I used to get worried when too much time would pass between meals, because I remember learning that you needed to eat every three hours. Little did I know that eating that frequently was getting in the way of me burning more of my fat, as my body never ran out of energy to force my body to burn my fat for energy.
If you do love eating large meals, and may have felt guilty in the past for wanting to eat large meals when other people seem to be able to survive and maintain their mental sanity while eating small portions, then reducing the number of meals that you consume in a day can be quite helpful. If you take your five meals a day and turn them into three, you will be able to eat more at each meal than before.

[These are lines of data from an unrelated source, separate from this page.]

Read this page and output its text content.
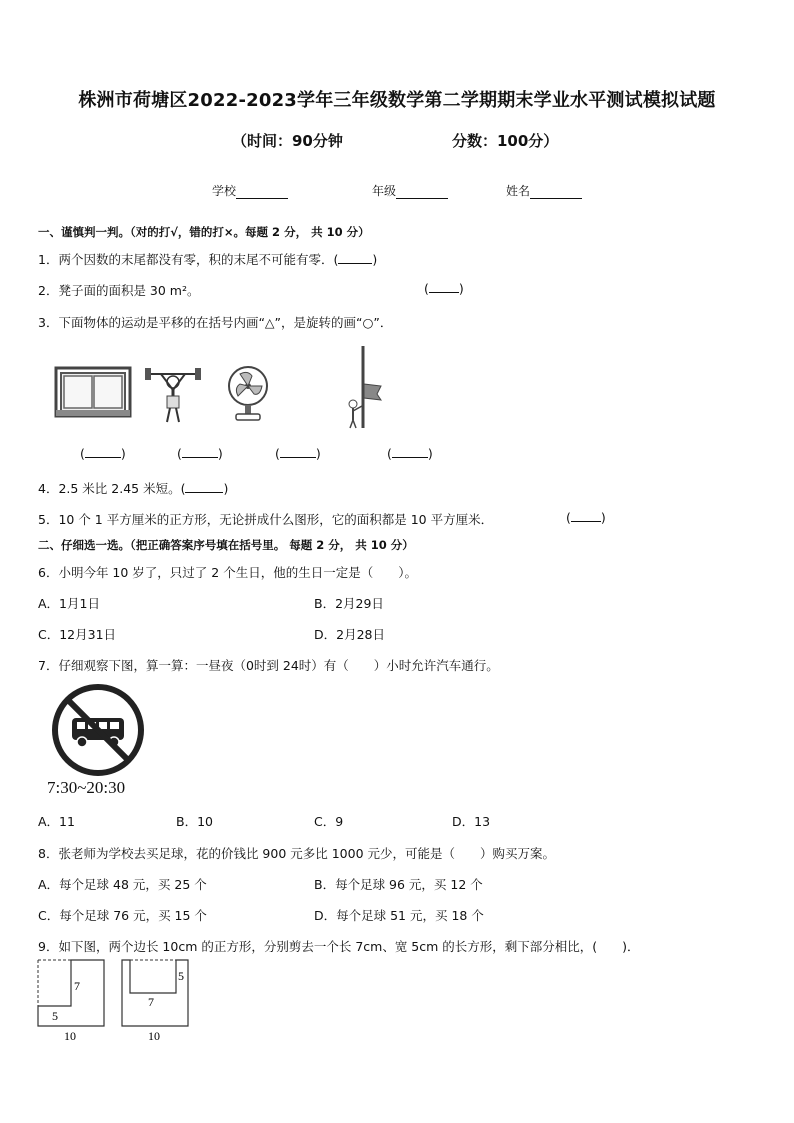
株洲市荷塘区2022-2023学年三年级数学第二学期期末学业水平测试模拟试题
（时间：90分钟	分数：100分）
学校	年级	姓名
一、谨慎判一判。（对的打√，错的打×。每题 2 分， 共 10 分）
1．两个因数的末尾都没有零，积的末尾不可能有零．(	)
2．凳子面的面积是 30 m²。	( )
3．下面物体的运动是平移的在括号内画“△”，是旋转的画“○”．
(	)	(	)	(	)	(	)
4．2.5 米比 2.45 米短。(	)
5．10 个 1 平方厘米的正方形，无论拼成什么图形，它的面积都是 10 平方厘米．	( )
二、仔细选一选。（把正确答案序号填在括号里。 每题 2 分， 共 10 分）
6．小明今年 10 岁了，只过了 2 个生日，他的生日一定是（　　）。
A．1月1日	B．2月29日
C．12月31日	D．2月28日
7．仔细观察下图，算一算：一昼夜（0时到 24时）有（　　）小时允许汽车通行。
7:30~20:30
A．11	B．10	C．9	D．13
8．张老师为学校去买足球，花的价钱比 900 元多比 1000 元少，可能是（　　）购买万案。
A．每个足球 48 元，买 25 个	B．每个足球 96 元，买 12 个
C．每个足球 76 元，买 15 个	D．每个足球 51 元，买 18 个
9．如下图，两个边长 10cm 的正方形，分别剪去一个长 7cm、宽 5cm 的长方形，剩下部分相比，(　　)．
7
5
10
5
7
10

If you are a compulsive overeater or binge eater like me, then reducing meal frequency also reduces the number of times in a day where you can overeat. I have gone through phases where I would eat my five meals a day, but I would overeat at each one of them. It started to become a lot more satisfying when I switched to having fewer, but bigger meals instead, as small meals will always leave me wanting more straight after.
I think the easiest method, for me, would be to transition to two meals a day using an adaptation of the bulletproof fasting method, where your first meal of the day is pretty much pure fat, but I want to have it as my lunch instead. It seems to be easier to skip lunch than it is to skip breakfast or dinner.
If I eat less often, and the frenzy is triggered less often, making it a habit could help lead to food freedom. For me that is the ultimate goal. To be able to enjoy food without becoming anxious or overeating. To feel satisfied after the meal is done, instead of going into a frenzy of just wanting more, sounds like freedom to me. I am getting closer to not overeating, finding food freedom, and becoming my healthiest self.